Risiko als Chance
von Yana Ross
Erschienen in: Arbeitsbuch 2016: Castorf (07/2016)
Berlin 2006. Noch als Studentin klopfte ich bei fünf großen deutschen Theatern an. Der bevorstehende Regie-Abschluss an der Yale School of Drama machte die Türen der Dramaturgiebüros einen Spalt auf, aber ob dahinter jemand wirklich zuhörte, dafür gab es keine Garantie – und letztlich auch keine Anzeichen. Marius von Mayenburg an der Schaubühne meinte damals, es sei „unmöglich, als junge Regisseurin aus dem Ausland hier in einem großen Theater anzukommen.“ Er hatte recht. Nur Frank Castorf scherte sich nicht um dieses ungeschriebene Gesetz.
Zehn Jahre später, mit rund einem Dutzend Festivaleinladungen und einigen Auszeichnungen in der Tasche, bin ich im Rückblick immer noch erstaunt über Castorfs Entscheidung, mir eine Chance zu geben. Auf ein gänzlich unbekanntes Pferd zu setzen, es in den tödlichen Wettlauf des Alles oder Nichts zu schicken, erscheint mir als geniale Intuition und zugleich wie der Kick eines Süchtigen, der nach dem Risiko giert.
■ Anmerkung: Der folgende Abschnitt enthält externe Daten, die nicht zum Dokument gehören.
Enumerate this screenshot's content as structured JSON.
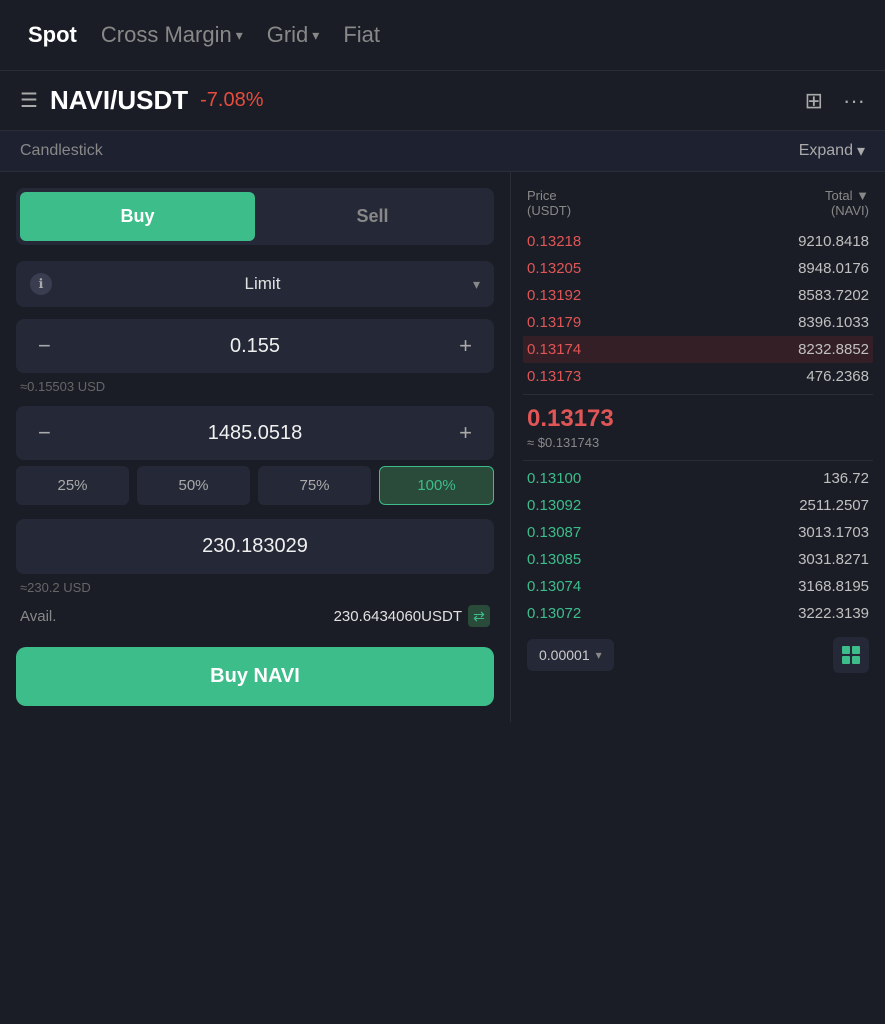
{
  "nav": {
    "spot_label": "Spot",
    "cross_margin_label": "Cross Margin",
    "grid_label": "Grid",
    "fiat_label": "Fiat"
  },
  "symbol_header": {
    "symbol": "NAVI/USDT",
    "change": "-7.08%"
  },
  "candlestick": {
    "label": "Candlestick",
    "expand": "Expand"
  },
  "order_form": {
    "buy_label": "Buy",
    "sell_label": "Sell",
    "order_type": "Limit",
    "price_value": "0.155",
    "price_hint": "≈0.15503 USD",
    "amount_value": "1485.0518",
    "pct_25": "25%",
    "pct_50": "50%",
    "pct_75": "75%",
    "pct_100": "100%",
    "total_value": "230.183029",
    "total_hint": "≈230.2 USD",
    "avail_label": "Avail.",
    "avail_value": "230.6434060USDT",
    "buy_button": "Buy NAVI"
  },
  "orderbook": {
    "col_price": "Price",
    "col_price_unit": "(USDT)",
    "col_total": "Total ▼",
    "col_total_unit": "(NAVI)",
    "sell_orders": [
      {
        "price": "0.13218",
        "total": "9210.8418"
      },
      {
        "price": "0.13205",
        "total": "8948.0176"
      },
      {
        "price": "0.13192",
        "total": "8583.7202"
      },
      {
        "price": "0.13179",
        "total": "8396.1033"
      },
      {
        "price": "0.13174",
        "total": "8232.8852"
      },
      {
        "price": "0.13173",
        "total": "476.2368"
      }
    ],
    "mid_price": "0.13173",
    "mid_price_usd": "≈ $0.131743",
    "buy_orders": [
      {
        "price": "0.13100",
        "total": "136.72"
      },
      {
        "price": "0.13092",
        "total": "2511.2507"
      },
      {
        "price": "0.13087",
        "total": "3013.1703"
      },
      {
        "price": "0.13085",
        "total": "3031.8271"
      },
      {
        "price": "0.13074",
        "total": "3168.8195"
      },
      {
        "price": "0.13072",
        "total": "3222.3139"
      }
    ],
    "tick_size": "0.00001"
  }
}
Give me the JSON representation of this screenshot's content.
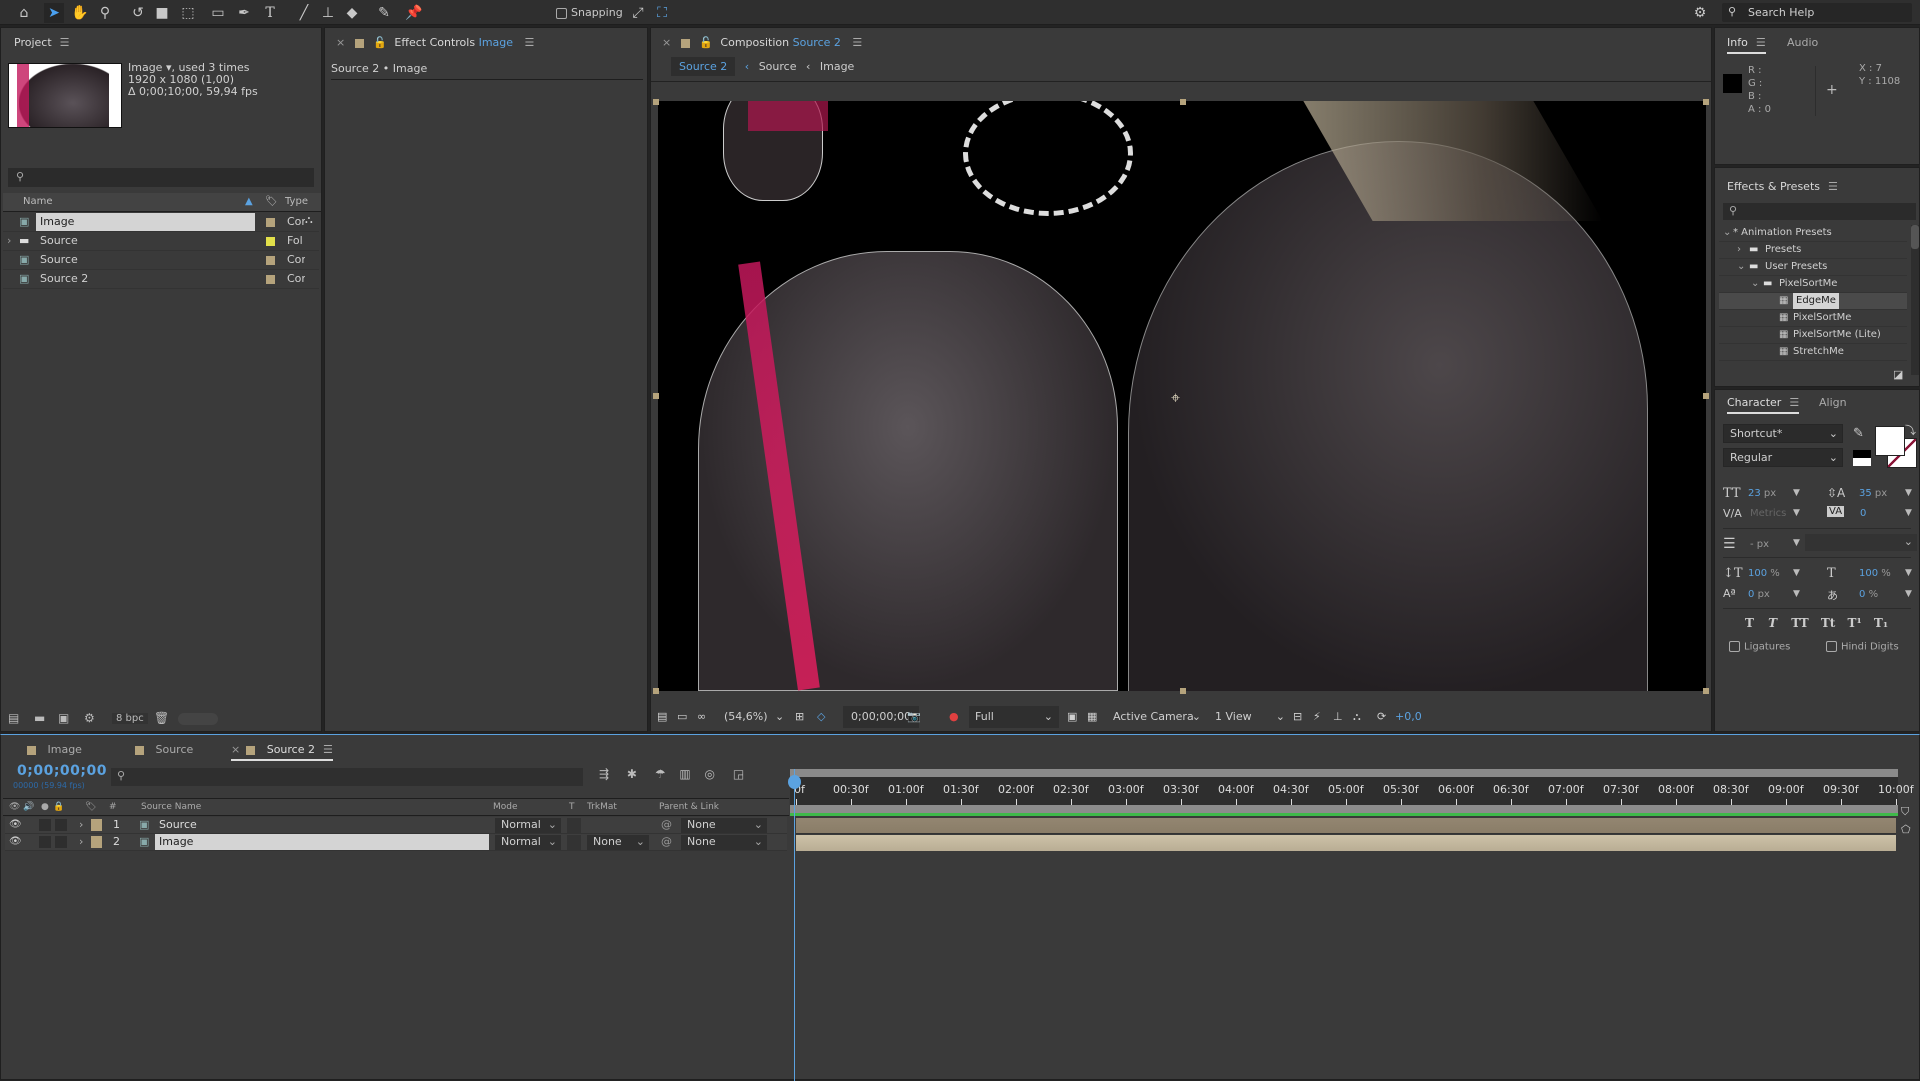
{
  "toolbar": {
    "tools": [
      "home-icon",
      "selection-tool-icon",
      "hand-tool-icon",
      "zoom-tool-icon",
      "rotate-tool-icon",
      "camera-tool-icon",
      "pan-behind-tool-icon",
      "rectangle-tool-icon",
      "pen-tool-icon",
      "type-tool-icon",
      "brush-tool-icon",
      "clone-stamp-tool-icon",
      "eraser-tool-icon",
      "roto-brush-tool-icon",
      "puppet-pin-tool-icon"
    ],
    "snapping_label": "Snapping",
    "search_help_placeholder": "Search Help"
  },
  "project": {
    "title": "Project",
    "item_name": "Image",
    "item_usage": ", used 3 times",
    "item_dims": "1920 x 1080 (1,00)",
    "item_duration": "Δ 0;00;10;00, 59,94 fps",
    "columns": {
      "name": "Name",
      "type": "Type"
    },
    "items": [
      {
        "name": "Image",
        "type": "Cor",
        "kind": "composition",
        "color": "#b5a37c",
        "selected": true
      },
      {
        "name": "Source",
        "type": "Fol",
        "kind": "folder",
        "color": "#e2e04a",
        "selected": false
      },
      {
        "name": "Source",
        "type": "Cor",
        "kind": "composition",
        "color": "#b5a37c",
        "selected": false
      },
      {
        "name": "Source 2",
        "type": "Cor",
        "kind": "composition",
        "color": "#b5a37c",
        "selected": false
      }
    ],
    "bpc": "8 bpc"
  },
  "effect_controls": {
    "title": "Effect Controls",
    "layer": "Image",
    "subtitle": "Source 2 • Image"
  },
  "composition": {
    "title": "Composition",
    "comp_name": "Source 2",
    "breadcrumbs": [
      "Source 2",
      "Source",
      "Image"
    ],
    "zoom": "(54,6%)",
    "timecode": "0;00;00;00",
    "resolution": "Full",
    "camera": "Active Camera",
    "view": "1 View",
    "exposure": "+0,0"
  },
  "info": {
    "tabs": [
      "Info",
      "Audio"
    ],
    "r": "R :",
    "g": "G :",
    "b": "B :",
    "a": "A :  0",
    "x": "X : 7",
    "y": "Y : 1108"
  },
  "effects_presets": {
    "title": "Effects & Presets",
    "tree": [
      {
        "label": "* Animation Presets",
        "depth": 0,
        "kind": "root",
        "expanded": true
      },
      {
        "label": "Presets",
        "depth": 1,
        "kind": "folder",
        "expanded": false
      },
      {
        "label": "User Presets",
        "depth": 1,
        "kind": "folder",
        "expanded": true
      },
      {
        "label": "PixelSortMe",
        "depth": 2,
        "kind": "folder",
        "expanded": true
      },
      {
        "label": "EdgeMe",
        "depth": 3,
        "kind": "preset",
        "selected": true
      },
      {
        "label": "PixelSortMe",
        "depth": 3,
        "kind": "preset"
      },
      {
        "label": "PixelSortMe (Lite)",
        "depth": 3,
        "kind": "preset"
      },
      {
        "label": "StretchMe",
        "depth": 3,
        "kind": "preset"
      }
    ]
  },
  "character": {
    "tabs": [
      "Character",
      "Align"
    ],
    "font": "Shortcut*",
    "style": "Regular",
    "font_size": "23",
    "leading": "35",
    "kerning": "Metrics",
    "tracking": "0",
    "stroke_width": "-",
    "vscale": "100",
    "hscale": "100",
    "baseline": "0",
    "tsume": "0",
    "unit_px": "px",
    "unit_pct": "%",
    "ligatures": "Ligatures",
    "hindi_digits": "Hindi Digits",
    "style_buttons": [
      "T",
      "T",
      "TT",
      "Tt",
      "T¹",
      "T₁"
    ]
  },
  "timeline": {
    "tabs": [
      {
        "label": "Image",
        "active": false
      },
      {
        "label": "Source",
        "active": false
      },
      {
        "label": "Source 2",
        "active": true
      }
    ],
    "timecode": "0;00;00;00",
    "frame_info": "00000 (59.94 fps)",
    "columns": {
      "num": "#",
      "source_name": "Source Name",
      "mode": "Mode",
      "t": "T",
      "trkmat": "TrkMat",
      "parent": "Parent & Link"
    },
    "layers": [
      {
        "num": "1",
        "name": "Source",
        "mode": "Normal",
        "trkmat": "",
        "parent": "None",
        "selected": false
      },
      {
        "num": "2",
        "name": "Image",
        "mode": "Normal",
        "trkmat": "None",
        "parent": "None",
        "selected": true
      }
    ],
    "ruler": [
      "0f",
      "00:30f",
      "01:00f",
      "01:30f",
      "02:00f",
      "02:30f",
      "03:00f",
      "03:30f",
      "04:00f",
      "04:30f",
      "05:00f",
      "05:30f",
      "06:00f",
      "06:30f",
      "07:00f",
      "07:30f",
      "08:00f",
      "08:30f",
      "09:00f",
      "09:30f",
      "10:00f"
    ]
  },
  "colors": {
    "accent": "#5ba2e0",
    "label_tan": "#b5a37c",
    "label_yellow": "#e2e04a",
    "work_area": "#3fb94a"
  }
}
Castorf liebt die Gefahr, und eines der gefährlichsten Spiele für Intendanten ist, mit den noch unbekannten Jungen zu spielen – und sie dabei als Anführer des Rudels nicht gleich auch noch aufzufressen. Diese Eigenschaft ist unter den renommierten Regisseuren im Theater der Welt heute äußerst selten.
Im Lauf der Dinge war dann vor...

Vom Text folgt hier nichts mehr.